Some aspects of the above scenarios are true in nearly every healthcare system, adding to the burden of providing clinical care today. Healthcare organisations can begin addressing the issue of burnout just by focusing on how to make it easier for the frontline to know what is expected of them, and then engaging them in process improvement work that makes it easier for them to meet those expectations. You can start by gathering an improvement team that includes frontline leaders and clinicians, and apply the five-step methodology tool known as “5S” to all of the documents that provide guidance for care.
5S Your 6Ps
- Sort all of the documents (paper or electronic) that exist in your organisation according to the 6Ps. How many of each do you have? What outdated documents still exist in various departments that are posted, saved in personal drives, or copied and stored in file drawers? Combine content that is duplicative and eliminate conflicting information.
- Straighten (or set in order) by determining the best location to maintain the documents. Ensure that any online manuals can be easily searched, and that all content related to a specific patient population is retrieved at the same time. For example, when searching for guidance on the care of the patient with restraints, congestive heart failure, or diabetes, all related policies, procedures, protocols, etc. are displayed together. If that is not possible, consider creating links to documents that reside in different systems.

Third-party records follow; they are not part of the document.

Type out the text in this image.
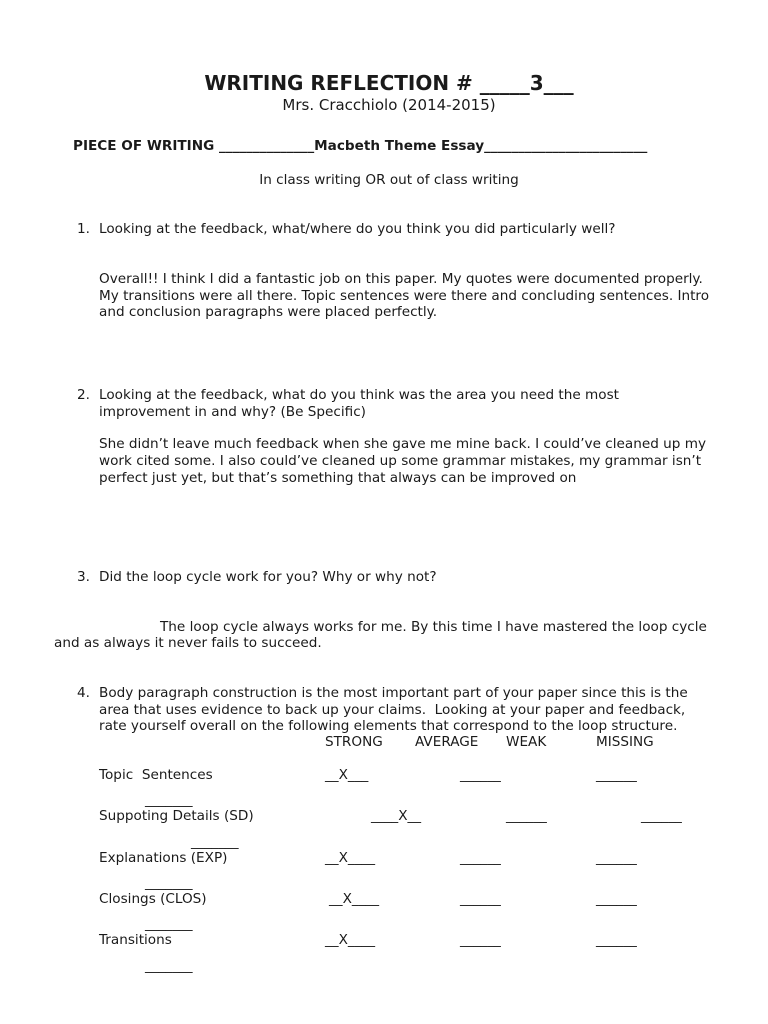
WRITING REFLECTION # _____3___
Mrs. Cracchiolo (2014-2015)
PIECE OF WRITING ______________Macbeth Theme Essay________________________
In class writing OR out of class writing
1. Looking at the feedback, what/where do you think you did particularly well?
Overall!! I think I did a fantastic job on this paper. My quotes were documented properly.
My transitions were all there. Topic sentences were there and concluding sentences. Intro
and conclusion paragraphs were placed perfectly.
2. Looking at the feedback, what do you think was the area you need the most
improvement in and why? (Be Specific)
She didn’t leave much feedback when she gave me mine back. I could’ve cleaned up my
work cited some. I also could’ve cleaned up some grammar mistakes, my grammar isn’t
perfect just yet, but that’s something that always can be improved on
3. Did the loop cycle work for you? Why or why not?
The loop cycle always works for me. By this time I have mastered the loop cycle
and as always it never fails to succeed.
4. Body paragraph construction is the most important part of your paper since this is the
area that uses evidence to back up your claims.  Looking at your paper and feedback,
rate yourself overall on the following elements that correspond to the loop structure.
STRONG AVERAGE WEAK	MISSING
Topic  Sentences	__X___	______	______
_______
Suppoting Details (SD)	____X__	______	______
_______
Explanations (EXP)	__X____	______	______
_______
Closings (CLOS)	__X____	______	______
_______
Transitions	__X____	______	______
_______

- Shine the documents by building an analysis of WAI (work as imagined) vs WAD (work as done) into the current state assessment of every improvement project. Teams should examine all of the 6Ps that outline organisational expectations and then build process maps that outline what is actually happening. The solution plans that result from the improvement project should include action items to further “shine” the documents. Each team should continually keep in mind the questions, “Is this easy for the frontline to understand? To find? To do?”
- Standardise the process by aligning this work with all committee work and your policy management review schedule. Ensure that all improvement teams are communicating with each other so that any newly developed or revised content to any of the 6Ps is aligned.
- Sustain the new document management process by aligning improvement efforts with your educational processes. Ensure that the objectives for all training incorporate the 6Ps into the content. For example, locate the documents that guide care, demonstrate applicable clinical skills, discuss relevant protocols, verbalise appropriate education material, and demonstrate accurate patient care documentation.
Often, there is a disconnect between the people who know best practice standards, those who create the documents that guide practice, the teams that provide education and training, and the frontline caregivers. This results in fragmented communication of organisational expectations and variations in practice, leading to an increase in unintentional medical harm and burnout. Although a total transformation for healthcare to become highly reliable organisations is necessary to solve problems through a systems-based approach, you can begin to reduce burnout just by making it easier for frontline caregivers to know what to do and where to find those expectations.